How orcas make it difficult for the Trans Mountain pipeline expansion to proceed
The federal fisheries minister said Tuesday it will be more difficult for cabinet to give another green light to the Trans Mountain pipeline expansion if — or more likely when — the National Energy Board’s new environmental review determines the project is going to harm killer whales. Jonathan Wilkinson said such a finding wouldn’t mean cabinet will reject the project — but ministers will have to be convinced there are appropriate measures in place to protect the extremely endangered Southern resident killer whales. (Canadian Press)

Trump Administration Rolls Back Obama-Era Safety Rules For Oil Trains
The Trump administration has finalized a roll back of Obama-era regulations for oil trains. The rules, which date back to 2015, required railroads carrying crude oil or other flammable liquids to outfit their trains with more responsive electronic braking systems. The rules came in response to concerns about explosions and spills from mile-long trains of crude and ethanol. In the Northwest, those trains move along the Columbia River and through cities to coastal refineries. The U.S. Department of Transportation, which has been working on rescinding the rules since last December, said in statement this week that its analysis showed the cost of requiring railroads to equip trains with the new brakes outweighed the potential benefits. Tony Schick reports. (OPB/EarthFix)

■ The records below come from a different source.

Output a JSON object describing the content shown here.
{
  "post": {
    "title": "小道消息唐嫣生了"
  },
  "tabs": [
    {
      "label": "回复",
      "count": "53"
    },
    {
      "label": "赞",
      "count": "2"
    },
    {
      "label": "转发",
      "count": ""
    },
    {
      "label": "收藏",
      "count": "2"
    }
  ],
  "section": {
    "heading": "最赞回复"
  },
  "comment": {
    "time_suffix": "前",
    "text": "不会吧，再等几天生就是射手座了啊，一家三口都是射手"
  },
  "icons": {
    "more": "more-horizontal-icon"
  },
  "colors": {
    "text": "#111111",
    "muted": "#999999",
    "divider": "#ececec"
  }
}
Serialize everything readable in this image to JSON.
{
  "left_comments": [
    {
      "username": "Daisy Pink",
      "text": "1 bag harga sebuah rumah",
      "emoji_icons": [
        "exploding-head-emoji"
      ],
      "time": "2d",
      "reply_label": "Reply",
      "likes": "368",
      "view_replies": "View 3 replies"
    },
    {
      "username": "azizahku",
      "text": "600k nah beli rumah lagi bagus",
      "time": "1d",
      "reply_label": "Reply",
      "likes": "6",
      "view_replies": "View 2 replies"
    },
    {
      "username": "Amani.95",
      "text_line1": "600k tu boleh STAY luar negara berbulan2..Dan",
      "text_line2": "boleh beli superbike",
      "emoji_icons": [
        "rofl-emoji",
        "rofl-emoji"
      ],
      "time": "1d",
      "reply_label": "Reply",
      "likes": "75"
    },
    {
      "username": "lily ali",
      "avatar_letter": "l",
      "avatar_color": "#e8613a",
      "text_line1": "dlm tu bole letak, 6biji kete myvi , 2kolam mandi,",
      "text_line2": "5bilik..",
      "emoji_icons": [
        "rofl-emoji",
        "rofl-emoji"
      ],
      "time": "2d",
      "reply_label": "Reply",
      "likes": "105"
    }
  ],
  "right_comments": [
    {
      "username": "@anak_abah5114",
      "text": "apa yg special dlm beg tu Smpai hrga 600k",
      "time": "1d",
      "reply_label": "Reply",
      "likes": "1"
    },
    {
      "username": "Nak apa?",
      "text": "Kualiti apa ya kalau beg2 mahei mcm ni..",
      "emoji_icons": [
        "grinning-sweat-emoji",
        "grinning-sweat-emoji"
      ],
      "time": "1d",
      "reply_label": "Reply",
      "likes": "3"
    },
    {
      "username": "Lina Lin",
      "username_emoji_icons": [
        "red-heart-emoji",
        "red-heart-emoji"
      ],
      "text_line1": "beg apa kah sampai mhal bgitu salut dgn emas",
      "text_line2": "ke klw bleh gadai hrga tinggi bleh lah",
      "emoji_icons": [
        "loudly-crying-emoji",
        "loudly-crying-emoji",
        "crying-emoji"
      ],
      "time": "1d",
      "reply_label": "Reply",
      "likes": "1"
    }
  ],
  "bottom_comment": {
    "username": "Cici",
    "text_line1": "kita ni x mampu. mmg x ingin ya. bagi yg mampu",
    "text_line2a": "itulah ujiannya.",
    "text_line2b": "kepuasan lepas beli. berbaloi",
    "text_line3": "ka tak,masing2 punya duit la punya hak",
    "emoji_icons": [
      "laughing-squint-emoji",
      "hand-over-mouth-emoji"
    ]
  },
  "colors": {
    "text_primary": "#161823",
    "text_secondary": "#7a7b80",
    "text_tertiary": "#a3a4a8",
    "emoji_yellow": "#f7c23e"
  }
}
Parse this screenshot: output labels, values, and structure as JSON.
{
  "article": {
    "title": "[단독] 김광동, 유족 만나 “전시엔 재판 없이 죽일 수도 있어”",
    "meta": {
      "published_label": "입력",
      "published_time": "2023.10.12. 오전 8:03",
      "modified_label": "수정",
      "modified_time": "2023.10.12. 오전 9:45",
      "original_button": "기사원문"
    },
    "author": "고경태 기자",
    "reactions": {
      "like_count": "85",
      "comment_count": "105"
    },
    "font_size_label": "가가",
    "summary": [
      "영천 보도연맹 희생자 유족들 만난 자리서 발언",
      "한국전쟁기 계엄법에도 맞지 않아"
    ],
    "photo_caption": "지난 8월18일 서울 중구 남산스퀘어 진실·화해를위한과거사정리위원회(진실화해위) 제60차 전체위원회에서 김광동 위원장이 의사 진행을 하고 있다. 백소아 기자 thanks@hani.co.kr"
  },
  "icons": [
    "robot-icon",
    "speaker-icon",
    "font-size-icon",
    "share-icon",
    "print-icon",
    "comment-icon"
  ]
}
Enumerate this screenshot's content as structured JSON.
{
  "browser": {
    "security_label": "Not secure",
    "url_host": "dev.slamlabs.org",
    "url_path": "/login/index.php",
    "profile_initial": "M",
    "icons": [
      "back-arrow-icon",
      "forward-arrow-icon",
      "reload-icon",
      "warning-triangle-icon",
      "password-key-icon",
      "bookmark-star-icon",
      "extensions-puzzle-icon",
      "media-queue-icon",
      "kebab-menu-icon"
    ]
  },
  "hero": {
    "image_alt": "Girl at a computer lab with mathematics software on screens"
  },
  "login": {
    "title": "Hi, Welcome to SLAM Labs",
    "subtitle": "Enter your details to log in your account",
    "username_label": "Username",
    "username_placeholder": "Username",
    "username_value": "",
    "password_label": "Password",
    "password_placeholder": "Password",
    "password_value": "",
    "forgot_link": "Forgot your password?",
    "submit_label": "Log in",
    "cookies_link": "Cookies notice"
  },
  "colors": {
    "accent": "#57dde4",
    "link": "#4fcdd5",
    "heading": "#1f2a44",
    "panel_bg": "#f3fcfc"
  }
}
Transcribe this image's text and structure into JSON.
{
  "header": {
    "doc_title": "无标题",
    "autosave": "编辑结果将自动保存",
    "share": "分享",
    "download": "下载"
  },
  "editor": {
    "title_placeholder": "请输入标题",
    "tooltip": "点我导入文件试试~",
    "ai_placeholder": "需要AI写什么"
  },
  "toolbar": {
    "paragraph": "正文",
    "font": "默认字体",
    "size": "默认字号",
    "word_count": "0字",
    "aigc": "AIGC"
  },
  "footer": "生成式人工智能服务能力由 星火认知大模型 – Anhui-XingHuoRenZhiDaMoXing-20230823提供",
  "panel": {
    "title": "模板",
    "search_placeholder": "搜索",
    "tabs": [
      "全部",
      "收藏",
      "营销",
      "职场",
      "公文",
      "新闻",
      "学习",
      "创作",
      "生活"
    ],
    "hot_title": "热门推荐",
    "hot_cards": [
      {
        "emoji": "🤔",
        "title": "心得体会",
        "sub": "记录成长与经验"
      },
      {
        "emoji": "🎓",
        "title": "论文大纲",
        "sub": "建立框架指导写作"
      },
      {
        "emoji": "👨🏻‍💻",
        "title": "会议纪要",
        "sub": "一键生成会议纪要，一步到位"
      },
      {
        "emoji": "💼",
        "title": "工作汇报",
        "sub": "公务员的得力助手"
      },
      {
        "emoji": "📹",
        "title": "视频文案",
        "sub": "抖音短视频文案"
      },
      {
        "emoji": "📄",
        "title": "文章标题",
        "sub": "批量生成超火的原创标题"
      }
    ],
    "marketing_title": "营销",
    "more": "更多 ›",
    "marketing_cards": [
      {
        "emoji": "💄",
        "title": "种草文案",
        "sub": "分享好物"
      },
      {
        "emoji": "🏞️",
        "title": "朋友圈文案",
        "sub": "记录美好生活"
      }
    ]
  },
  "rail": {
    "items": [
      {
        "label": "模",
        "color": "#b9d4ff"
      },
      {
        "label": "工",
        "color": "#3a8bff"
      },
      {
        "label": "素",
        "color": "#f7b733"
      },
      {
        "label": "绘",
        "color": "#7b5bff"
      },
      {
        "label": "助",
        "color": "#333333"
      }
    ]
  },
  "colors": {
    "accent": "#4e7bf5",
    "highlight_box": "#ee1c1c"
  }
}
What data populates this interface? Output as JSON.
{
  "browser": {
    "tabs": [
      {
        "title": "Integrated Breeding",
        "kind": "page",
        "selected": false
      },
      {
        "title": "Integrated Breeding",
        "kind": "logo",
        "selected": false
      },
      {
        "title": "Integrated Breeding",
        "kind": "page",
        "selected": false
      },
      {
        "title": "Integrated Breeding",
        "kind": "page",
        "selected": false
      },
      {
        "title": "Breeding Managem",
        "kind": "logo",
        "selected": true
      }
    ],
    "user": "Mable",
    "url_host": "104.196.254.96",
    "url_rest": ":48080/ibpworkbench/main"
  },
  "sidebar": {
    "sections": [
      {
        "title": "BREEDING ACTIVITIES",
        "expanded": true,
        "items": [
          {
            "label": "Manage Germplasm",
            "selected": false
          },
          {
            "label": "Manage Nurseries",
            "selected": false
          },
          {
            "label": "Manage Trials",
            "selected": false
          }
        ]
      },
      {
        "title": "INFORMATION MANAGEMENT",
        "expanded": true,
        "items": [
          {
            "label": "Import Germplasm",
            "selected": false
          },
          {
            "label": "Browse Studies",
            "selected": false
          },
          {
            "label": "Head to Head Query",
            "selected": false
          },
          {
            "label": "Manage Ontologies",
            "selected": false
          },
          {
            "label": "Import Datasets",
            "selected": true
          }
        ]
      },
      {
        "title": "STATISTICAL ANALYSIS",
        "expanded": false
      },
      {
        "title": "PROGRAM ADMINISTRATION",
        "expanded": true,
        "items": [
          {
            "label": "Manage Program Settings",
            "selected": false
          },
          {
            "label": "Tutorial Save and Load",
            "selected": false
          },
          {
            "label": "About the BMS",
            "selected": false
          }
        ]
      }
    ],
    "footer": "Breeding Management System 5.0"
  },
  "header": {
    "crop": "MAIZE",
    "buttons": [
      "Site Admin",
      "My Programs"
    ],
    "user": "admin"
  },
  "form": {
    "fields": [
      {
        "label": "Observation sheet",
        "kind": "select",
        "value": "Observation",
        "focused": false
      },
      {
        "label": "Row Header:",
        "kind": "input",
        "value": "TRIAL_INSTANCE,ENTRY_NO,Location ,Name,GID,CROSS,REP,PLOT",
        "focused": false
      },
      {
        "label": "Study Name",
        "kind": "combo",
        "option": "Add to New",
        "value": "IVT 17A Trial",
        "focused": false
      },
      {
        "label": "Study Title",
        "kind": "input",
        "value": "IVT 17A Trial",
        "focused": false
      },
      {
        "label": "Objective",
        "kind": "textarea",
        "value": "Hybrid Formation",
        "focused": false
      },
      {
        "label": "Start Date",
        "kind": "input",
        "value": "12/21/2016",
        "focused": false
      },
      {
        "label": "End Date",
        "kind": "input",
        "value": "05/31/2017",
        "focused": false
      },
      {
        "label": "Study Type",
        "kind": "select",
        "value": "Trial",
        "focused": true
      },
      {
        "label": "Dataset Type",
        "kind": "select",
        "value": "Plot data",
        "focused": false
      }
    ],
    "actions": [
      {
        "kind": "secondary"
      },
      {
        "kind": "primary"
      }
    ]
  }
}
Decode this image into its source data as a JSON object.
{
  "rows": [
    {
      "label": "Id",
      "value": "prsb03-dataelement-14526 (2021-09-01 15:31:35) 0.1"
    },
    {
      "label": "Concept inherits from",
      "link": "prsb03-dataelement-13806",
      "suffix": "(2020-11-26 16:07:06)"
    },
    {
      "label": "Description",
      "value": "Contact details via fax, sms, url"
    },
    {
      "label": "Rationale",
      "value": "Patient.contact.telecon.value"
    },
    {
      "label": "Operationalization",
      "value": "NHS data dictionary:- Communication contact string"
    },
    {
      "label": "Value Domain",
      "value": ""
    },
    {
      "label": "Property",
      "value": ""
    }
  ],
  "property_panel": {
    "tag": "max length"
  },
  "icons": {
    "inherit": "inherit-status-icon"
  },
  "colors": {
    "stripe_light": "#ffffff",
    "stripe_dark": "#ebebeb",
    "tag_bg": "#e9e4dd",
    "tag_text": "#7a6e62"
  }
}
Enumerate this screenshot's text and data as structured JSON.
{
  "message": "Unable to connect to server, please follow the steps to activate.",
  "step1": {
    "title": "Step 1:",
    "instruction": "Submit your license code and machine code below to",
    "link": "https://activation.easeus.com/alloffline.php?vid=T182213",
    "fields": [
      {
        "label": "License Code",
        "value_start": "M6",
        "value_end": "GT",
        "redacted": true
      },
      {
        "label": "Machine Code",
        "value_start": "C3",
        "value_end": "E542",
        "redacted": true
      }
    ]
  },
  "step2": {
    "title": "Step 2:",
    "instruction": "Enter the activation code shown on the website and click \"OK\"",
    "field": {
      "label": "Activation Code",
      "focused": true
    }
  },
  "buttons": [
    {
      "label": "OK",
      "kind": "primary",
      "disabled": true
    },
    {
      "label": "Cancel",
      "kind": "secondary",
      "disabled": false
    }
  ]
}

There's a big difference between bio-based and biodegradable, Love-Ese Chile says
A Vancouver-based plastics expert is pushing for more public education about the different types of plastics following Ottawa's plans to eliminate the use of single-use plastics in government operations. Love-Ese Chile, a bioplastics specialist and consultant, argues not all plastics are the same and it's crucial to understand their differences when creating public policy.... In fact, Chile said, there are three major categories when it comes to sustainable plastics: those that are bio-based, those that are biodegradable and those that are both. "One of the biggest problems is that they are all called bioplastics, and that gets really confusing," Chile said. Bio-based plastics are made from biological resources — like polylactic acid, a polyester created by plant sources such as corn starch — whereas biodegradable refers to its ability to decompose. Not all bio-based plastics are biodegradable, and vice versa, Chile emphasized, which is why she is pushing to clarify the terminology of bioplastics. Clare Hennig reports. (CBC)

Brown marmorated stink bug a destructive agricultural pest that can cause millions in dollars of damage
Stink bugs are munching their way through the Okanagan Valley and researchers are hoping a tiny wasp can help contain the pests before they hit B.C.'s orchards en masse. Last summer, more than a thousand brown marmorated stink bugs were counted in Kelowna's downtown core. A provincial study was launched to research the invasive species. "We started trapping them last year," said Susanna Acheampong, an entomologist with the Ministry of Agriculture.... The species caused $37 million dollars in damage to the mid-Atlantic U.S. apple industry in 2010, for example. That's why researchers are desperate to find a way to contain the pests as soon as possible and turning to biological control agents as a possibility. "In Asia, they have this tiny wasp that's the size of a sesame seed -— they are called samurai wasps," Acheampong said. "The wasp will attack the eggs of marmorated stink bugs." Clare Hennig reports. (CBC)

Now, your tug weather--

West Entrance U.S. Waters Strait Of Juan De Fuca-  244 AM PDT Wed Sep 26 2018   

TODAY  E wind 5 to 15 kt. Wind waves 2 ft or less. W swell 5 ft  at 9 seconds. 

TONIGHT  E wind 5 to 15 kt. Wind waves 2 ft or less. W swell 5  ft at 8 seconds.